< Jona 2 >

1 En Jona bad tot den HEERE, zijn God, uit het ingewand van den vis.
And Jonas prayed to the Lord his God out of the belly of the fish.
2 En hij zeide: Ik riep uit mijn benauwdheid tot den HEERE, en Hij antwoordde mij; uit den buik des grafs schreide ik, en Gij hoordet mijn stem. (Sheol h7585)
And he said: I cried out of my affliction to the Lord, and he heard me: I cried out of the belly of hell, and thou hast heard my voice. (Sheol h7585)
3 Want Gij hadt mij geworpen in de diepte, in het hart der zeeen, en de stroom omving mij; al Uw baren en Uw golven gingen over mij henen.
And thou hast cast me forth into the deep in the heart of the sea, and a flood hath compassed me: all thy billows, and thy waves have passed over me.
4 En ik zeide: Ik ben uitgestoten van voor Uw ogen; nochtans zal ik den tempel Uwer heiligheid weder aanschouwen.
And I said: I am cast away out of the sight of thy eyes: but yet I shall see thy holy temple again.
5 De wateren hadden mij omgeven tot de ziel toe, de afgrond omving mij; het wier was aan mijn hoofd gebonden.
The waters compassed me about even to the soul: the deep hath closed me round about, the sea hath covered my head.

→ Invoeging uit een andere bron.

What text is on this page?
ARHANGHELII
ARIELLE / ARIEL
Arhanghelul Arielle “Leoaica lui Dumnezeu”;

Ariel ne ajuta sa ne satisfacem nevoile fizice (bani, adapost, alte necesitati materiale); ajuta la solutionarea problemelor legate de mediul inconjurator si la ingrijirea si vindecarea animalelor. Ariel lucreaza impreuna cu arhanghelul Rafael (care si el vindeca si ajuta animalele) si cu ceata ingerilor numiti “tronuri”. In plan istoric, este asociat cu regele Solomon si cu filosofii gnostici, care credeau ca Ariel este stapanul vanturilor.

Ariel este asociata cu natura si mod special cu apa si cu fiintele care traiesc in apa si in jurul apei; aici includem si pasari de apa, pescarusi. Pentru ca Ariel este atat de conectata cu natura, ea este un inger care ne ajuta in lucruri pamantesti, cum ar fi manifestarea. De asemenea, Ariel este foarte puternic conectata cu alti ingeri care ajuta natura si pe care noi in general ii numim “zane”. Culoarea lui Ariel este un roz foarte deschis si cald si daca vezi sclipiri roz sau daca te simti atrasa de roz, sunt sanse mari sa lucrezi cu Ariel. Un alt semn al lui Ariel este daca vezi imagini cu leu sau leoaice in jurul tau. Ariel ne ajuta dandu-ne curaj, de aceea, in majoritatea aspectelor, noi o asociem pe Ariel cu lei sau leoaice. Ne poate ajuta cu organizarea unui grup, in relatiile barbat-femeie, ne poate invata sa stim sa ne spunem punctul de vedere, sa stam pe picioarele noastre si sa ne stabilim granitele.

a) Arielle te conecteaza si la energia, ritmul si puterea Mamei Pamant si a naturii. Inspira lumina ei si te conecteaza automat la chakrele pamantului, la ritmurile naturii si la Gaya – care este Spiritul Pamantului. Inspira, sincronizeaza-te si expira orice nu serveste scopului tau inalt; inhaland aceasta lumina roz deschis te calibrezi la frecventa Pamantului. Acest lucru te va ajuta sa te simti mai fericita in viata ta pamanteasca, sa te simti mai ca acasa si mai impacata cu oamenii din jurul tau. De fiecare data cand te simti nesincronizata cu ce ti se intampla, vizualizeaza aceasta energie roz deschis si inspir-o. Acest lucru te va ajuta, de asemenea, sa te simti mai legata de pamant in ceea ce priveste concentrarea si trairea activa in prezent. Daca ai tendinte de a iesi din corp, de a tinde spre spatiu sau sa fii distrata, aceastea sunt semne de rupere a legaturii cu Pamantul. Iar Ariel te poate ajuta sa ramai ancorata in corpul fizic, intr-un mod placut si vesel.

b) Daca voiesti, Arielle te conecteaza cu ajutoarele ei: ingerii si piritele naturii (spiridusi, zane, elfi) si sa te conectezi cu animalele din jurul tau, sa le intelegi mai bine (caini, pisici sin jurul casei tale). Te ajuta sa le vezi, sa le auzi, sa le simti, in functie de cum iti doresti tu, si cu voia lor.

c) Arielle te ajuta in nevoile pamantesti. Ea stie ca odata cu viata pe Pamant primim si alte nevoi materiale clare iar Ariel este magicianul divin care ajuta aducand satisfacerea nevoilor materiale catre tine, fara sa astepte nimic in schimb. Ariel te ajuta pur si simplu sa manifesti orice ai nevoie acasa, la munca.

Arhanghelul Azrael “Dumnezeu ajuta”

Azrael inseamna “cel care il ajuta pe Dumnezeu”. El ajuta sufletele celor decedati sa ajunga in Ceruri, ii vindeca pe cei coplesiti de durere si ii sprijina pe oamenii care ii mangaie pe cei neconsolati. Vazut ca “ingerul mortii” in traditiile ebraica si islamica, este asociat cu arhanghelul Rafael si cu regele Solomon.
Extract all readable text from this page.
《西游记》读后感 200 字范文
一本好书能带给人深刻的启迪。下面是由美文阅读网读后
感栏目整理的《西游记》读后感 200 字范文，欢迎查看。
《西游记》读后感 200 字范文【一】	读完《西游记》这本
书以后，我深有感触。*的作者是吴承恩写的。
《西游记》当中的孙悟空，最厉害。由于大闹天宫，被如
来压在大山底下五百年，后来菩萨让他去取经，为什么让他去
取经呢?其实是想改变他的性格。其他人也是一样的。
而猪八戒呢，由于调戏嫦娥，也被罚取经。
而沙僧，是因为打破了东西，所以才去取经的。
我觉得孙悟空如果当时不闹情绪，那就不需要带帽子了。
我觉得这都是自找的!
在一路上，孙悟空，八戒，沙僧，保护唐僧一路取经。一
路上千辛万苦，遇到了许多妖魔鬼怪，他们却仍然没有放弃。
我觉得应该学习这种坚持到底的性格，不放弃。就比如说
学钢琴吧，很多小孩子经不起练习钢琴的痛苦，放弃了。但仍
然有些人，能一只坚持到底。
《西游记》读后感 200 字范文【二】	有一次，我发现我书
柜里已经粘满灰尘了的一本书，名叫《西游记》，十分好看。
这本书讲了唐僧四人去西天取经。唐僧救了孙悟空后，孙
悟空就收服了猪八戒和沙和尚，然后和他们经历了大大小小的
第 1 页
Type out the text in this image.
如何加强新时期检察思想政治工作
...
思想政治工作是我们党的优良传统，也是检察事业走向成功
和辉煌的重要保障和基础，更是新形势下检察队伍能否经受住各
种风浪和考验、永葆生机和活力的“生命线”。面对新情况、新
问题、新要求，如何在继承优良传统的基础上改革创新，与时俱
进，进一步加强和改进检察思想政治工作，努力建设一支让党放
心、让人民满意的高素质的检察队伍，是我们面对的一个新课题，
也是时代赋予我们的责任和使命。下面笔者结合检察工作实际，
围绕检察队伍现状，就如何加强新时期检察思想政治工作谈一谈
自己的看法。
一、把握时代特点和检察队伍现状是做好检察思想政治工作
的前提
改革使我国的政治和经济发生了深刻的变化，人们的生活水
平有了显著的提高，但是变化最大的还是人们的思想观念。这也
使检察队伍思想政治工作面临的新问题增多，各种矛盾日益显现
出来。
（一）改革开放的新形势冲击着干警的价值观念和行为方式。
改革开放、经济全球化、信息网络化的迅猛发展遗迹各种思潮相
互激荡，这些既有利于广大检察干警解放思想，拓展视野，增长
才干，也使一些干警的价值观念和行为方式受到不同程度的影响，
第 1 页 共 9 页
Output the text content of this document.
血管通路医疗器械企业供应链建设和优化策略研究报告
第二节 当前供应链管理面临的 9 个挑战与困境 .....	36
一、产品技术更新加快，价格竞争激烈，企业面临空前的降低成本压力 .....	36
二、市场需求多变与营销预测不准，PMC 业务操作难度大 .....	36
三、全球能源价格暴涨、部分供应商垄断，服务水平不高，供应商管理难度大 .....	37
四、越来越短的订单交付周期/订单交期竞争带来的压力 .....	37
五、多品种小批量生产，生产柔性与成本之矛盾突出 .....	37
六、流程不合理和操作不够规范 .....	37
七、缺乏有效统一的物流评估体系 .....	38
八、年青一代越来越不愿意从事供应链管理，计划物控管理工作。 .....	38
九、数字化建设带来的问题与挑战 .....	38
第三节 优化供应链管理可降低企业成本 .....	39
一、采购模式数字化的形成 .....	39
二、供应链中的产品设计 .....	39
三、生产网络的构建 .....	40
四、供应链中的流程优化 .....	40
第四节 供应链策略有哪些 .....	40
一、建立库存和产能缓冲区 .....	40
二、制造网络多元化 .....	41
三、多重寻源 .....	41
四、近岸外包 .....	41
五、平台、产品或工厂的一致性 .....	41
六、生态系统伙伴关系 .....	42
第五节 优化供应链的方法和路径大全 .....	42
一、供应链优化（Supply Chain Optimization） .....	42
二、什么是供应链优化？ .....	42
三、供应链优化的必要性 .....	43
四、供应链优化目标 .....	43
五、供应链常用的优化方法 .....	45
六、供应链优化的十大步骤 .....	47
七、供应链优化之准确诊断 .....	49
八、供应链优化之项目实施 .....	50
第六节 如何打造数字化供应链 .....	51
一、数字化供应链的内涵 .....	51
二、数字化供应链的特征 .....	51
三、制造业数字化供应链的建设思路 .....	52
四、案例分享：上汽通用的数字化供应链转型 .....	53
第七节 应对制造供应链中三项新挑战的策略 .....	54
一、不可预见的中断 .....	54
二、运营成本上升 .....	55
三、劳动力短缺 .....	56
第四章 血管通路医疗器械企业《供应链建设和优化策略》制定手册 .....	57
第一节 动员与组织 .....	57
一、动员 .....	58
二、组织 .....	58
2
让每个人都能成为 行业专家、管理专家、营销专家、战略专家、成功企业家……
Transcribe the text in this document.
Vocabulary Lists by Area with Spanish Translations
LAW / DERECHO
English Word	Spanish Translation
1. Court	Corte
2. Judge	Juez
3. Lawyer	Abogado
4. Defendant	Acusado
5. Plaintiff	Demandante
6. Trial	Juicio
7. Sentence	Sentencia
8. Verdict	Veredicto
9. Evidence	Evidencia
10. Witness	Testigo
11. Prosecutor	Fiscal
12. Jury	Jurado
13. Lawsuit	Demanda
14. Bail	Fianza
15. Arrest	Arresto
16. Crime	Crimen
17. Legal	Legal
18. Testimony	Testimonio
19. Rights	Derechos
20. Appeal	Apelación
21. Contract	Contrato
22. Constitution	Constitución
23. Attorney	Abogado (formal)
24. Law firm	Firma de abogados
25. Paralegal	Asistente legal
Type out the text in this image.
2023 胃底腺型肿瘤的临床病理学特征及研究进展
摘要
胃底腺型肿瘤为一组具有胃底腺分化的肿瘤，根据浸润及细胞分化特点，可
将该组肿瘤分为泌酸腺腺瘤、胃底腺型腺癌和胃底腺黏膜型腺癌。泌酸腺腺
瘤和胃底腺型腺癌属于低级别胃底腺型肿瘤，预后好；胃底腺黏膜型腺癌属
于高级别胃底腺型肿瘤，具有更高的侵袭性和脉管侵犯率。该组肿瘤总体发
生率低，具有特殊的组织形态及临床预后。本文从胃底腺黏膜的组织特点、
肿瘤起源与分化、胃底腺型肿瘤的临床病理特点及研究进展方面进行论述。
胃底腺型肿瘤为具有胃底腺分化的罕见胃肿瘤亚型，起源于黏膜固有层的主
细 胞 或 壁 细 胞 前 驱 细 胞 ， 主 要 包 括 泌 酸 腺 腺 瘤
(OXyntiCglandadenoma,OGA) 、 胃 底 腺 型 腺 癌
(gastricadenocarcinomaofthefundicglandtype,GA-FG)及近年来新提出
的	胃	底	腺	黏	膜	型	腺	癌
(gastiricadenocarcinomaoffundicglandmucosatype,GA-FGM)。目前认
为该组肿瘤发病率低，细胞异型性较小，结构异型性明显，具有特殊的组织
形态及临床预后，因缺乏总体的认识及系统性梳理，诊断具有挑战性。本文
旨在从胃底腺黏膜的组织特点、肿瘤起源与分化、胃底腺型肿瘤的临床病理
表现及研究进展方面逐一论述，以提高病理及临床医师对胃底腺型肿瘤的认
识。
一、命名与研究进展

6 Ik was nedergedaald tot de gronden der bergen; de grendelen der aarde waren om mij henen in eeuwigheid; maar Gij hebt mijn leven uit het verderf opgevoerd, o HEERE, mijn God!
I went down to the lowest parts of the mountains: the bars of the earth have shut me up for ever: and thou wilt bring up my life from corruption, O Lord my God.
7 Als mijn ziel in mij overstelpt was, dacht ik aan den HEERE, en mijn gebed kwam tot U, in den tempel Uwer heiligheid.
When my soul was in distress within me, I remembered the Lord: that my prayer may come to thee, unto thy holy temple.
8 Die de valse ijdelheden onderhouden, verlaten hunlieder weldadigheid.
They that are vain observe vanities, forsake their own mercy.
9 Maar ik zal U offeren met de stem der dankzegging; wat ik beloofd heb, zal ik betalen. Het heil is des HEEREN.
But I with the voice of praise will sacrifice to thee: I will pay whatsoever I have vowed for my salvation to the Lord.
10 De HEERE nu sprak tot den vis; en hij spuwde Jona uit op het droge.
And the Lord spoke to the fish: and it vomited out Jonas upon the dry land.